Hussam Itani

'Brave New World'

Hate speech is reverberating from India to France, and victims of ethnic and sectarian violence are falling from Ethiopia to Myanmar. Hundreds of thousands of Rohingya and Uyghurs have been expelled from their homes, and the Amharas and Muslims of India are being persecuted because of differences in religion, language, and color. Delusions of purity and superiority are building a “brave new world” on top of the rubble of pluralism, divergence, and peace.

In Brave New World (1932), Aldous Huxley presents a bleak depiction of humanity in the future. People are segregated into separate groups based on their intelligence, which is predetermined by group leaders. The lucky ones spend their lives enjoying whatever they are offered and lack the capacity to think and innovate. The lower classes are fated to back-breaking physical labor and enslaved, deprived of the capacity to assemble public or rebel because they are less conscious of their suffering and the exploitation and contempt they are subjected to. Totally alienated from their environment and land, the future humans live within a closed complex in which dividing and dominating the weak are the norm, as their moral system has nothing in common with the morality that today’s humanity recognizes and affirms. The new society’s goal is attaining happiness through science. However, this is a happiness that kills innovation and our capacity to liberate ourselves.

In India, the advocates of a pure Hindu state are skeptical of what it means to have a secular system in their country while Pakistan declares itself an Islamic republic. Muslims- they argue- accordingly have no place in India; they must go elsewhere. Eric Zemmour, the far-right candidate running in the French presidential election, has vowed to ban every Islamist group and send refugees back to the countries they came from if he wins. A similar position has been taken by forces, whose influence has been expanding in Turkey, demanding that Syrian refugees be forced back to Syria, regardless of whether that leaves them fated to fall into the hands of the Syrian regime’s apparatuses or the clutches of groups linked to al-Qaeda and those that resemble them. The Lebanese say the same about the Syrians and the Palestinians. Americans express the same view regarding immigrants from Central America, and for Europeans, it is Africans and Afghans.

Refugees have turned into the focus of this popular hateful discourse, but they are not the only ones experiencing the wrath of these raging hoards. Every form of difference is condemned in today’s world. All must return to their “country,” where, in many cases, everything has been destroyed and looted, and life has become impossible.

And if “behind every fascism is a failed revolution,” the question here is about the failure that propelled this wave of hatred, violence, and discrimination. It has been rising at an equal pace in countries that are supposed to have gone a long way on the path to addressing the sins of the past and countries where the logic of communal infallibility and survival can still be exploited by political elites. Here, the Danish Socialists hunting down refugees, turning their lives into humiliating ordeals, are on an equal footing with the BJP Hindu nationalists turning a blind eye to the escalating attacks on Indian Muslims. All of them promise their group a “brave new world” where they lead copious, happy lives while “others” are deservedly assigned lower ranks, not even appearing in public to avoid killing the joy and contaminating the blood of the chosen races and classes.
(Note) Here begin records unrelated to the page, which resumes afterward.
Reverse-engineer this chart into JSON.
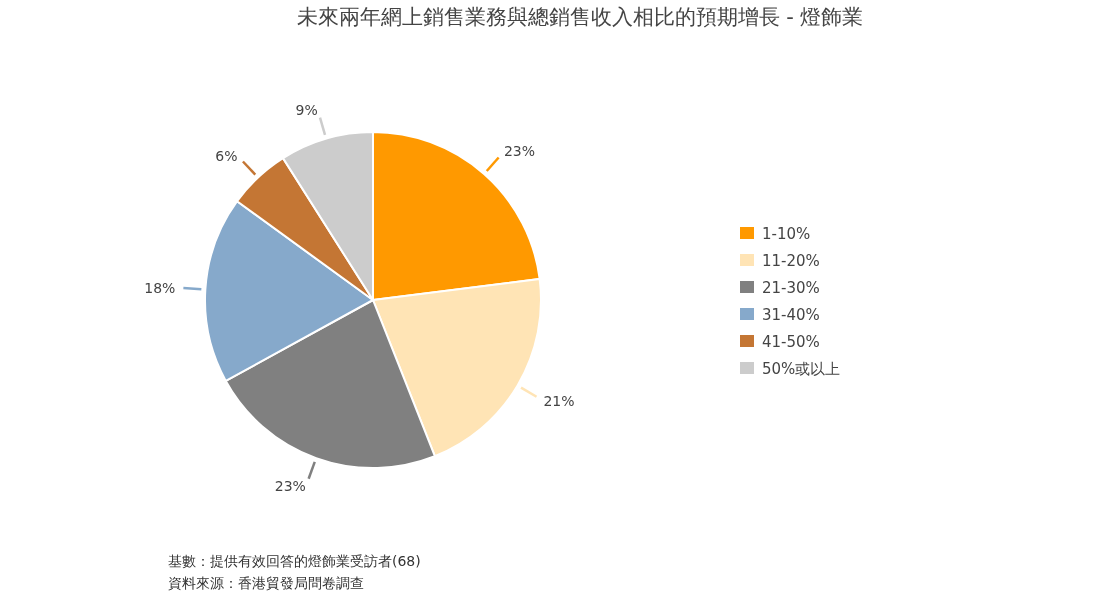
{
  "chart_data": {
    "type": "pie",
    "title": "未來兩年網上銷售業務與總銷售收入相比的預期增長 - 燈飾業",
    "categories": [
      "1-10%",
      "11-20%",
      "21-30%",
      "31-40%",
      "41-50%",
      "50%或以上"
    ],
    "values": [
      23,
      21,
      23,
      18,
      6,
      9
    ],
    "colors": [
      "#ff9900",
      "#ffe4b5",
      "#808080",
      "#86a9cb",
      "#c47634",
      "#cccccc"
    ],
    "value_labels": [
      "23%",
      "21%",
      "23%",
      "18%",
      "6%",
      "9%"
    ],
    "legend": "right",
    "annotations": [
      "基數：提供有效回答的燈飾業受訪者(68)",
      "資料來源：香港貿發局問卷調查"
    ]
  }
}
In all likelihood, the failure standing behind the rise of this wave of hatred is that of the broken promises of the post-Cold War neoliberal order and the illusions about the globalization of capital and capital’s total domination of economic life, which followed the flattering of the promises of “scientific socialism” in and its Soviet, Maoist and Cambodian variation. Looking about in the early nineties, one finds projects promising that open markets and financial transactions that are unimpeded by obstacles, borders, or countries would create prosperity. However, history took a different view. These projects hit the wall of solid reality, which drew a line between what is feasible on the one side and illusions of achieving generalized material comfort within frameworks deliberately designed to allow a small group to amass wealth at the expense of the majority. That was before the COVDI-19 pandemic hit, adding a total unexpected disaster that exposed the fragility of social security and welfare institutions.

That was inevitable. So is resorting to “oratory charm” and saturating the minutiae of daily life with endless speeches of hate against the other, who took away job opportunities, undermined religious purity, and disrespected religious rites.

Hannah Arendt had once warned that the program presented by totalitarian propaganda campaigns, according to which enemies’ fates can be predicted and their extermination is carried out... is not fully operational until the movements take power. Discussing dictators’ predictions becomes futile, as futile as discussing with a murderer whether their new victim is dead or not. When murderers slay their victims, they swiftly provide proof to attest to the veracity of their claims... And before those leading the masses take power to twist the truth, leaving it aligned with their claims, their propaganda campaigns are marked by radical contempt for facts themselves. For the facts, in their view, depends entirely on who calls the shots and creates these facts.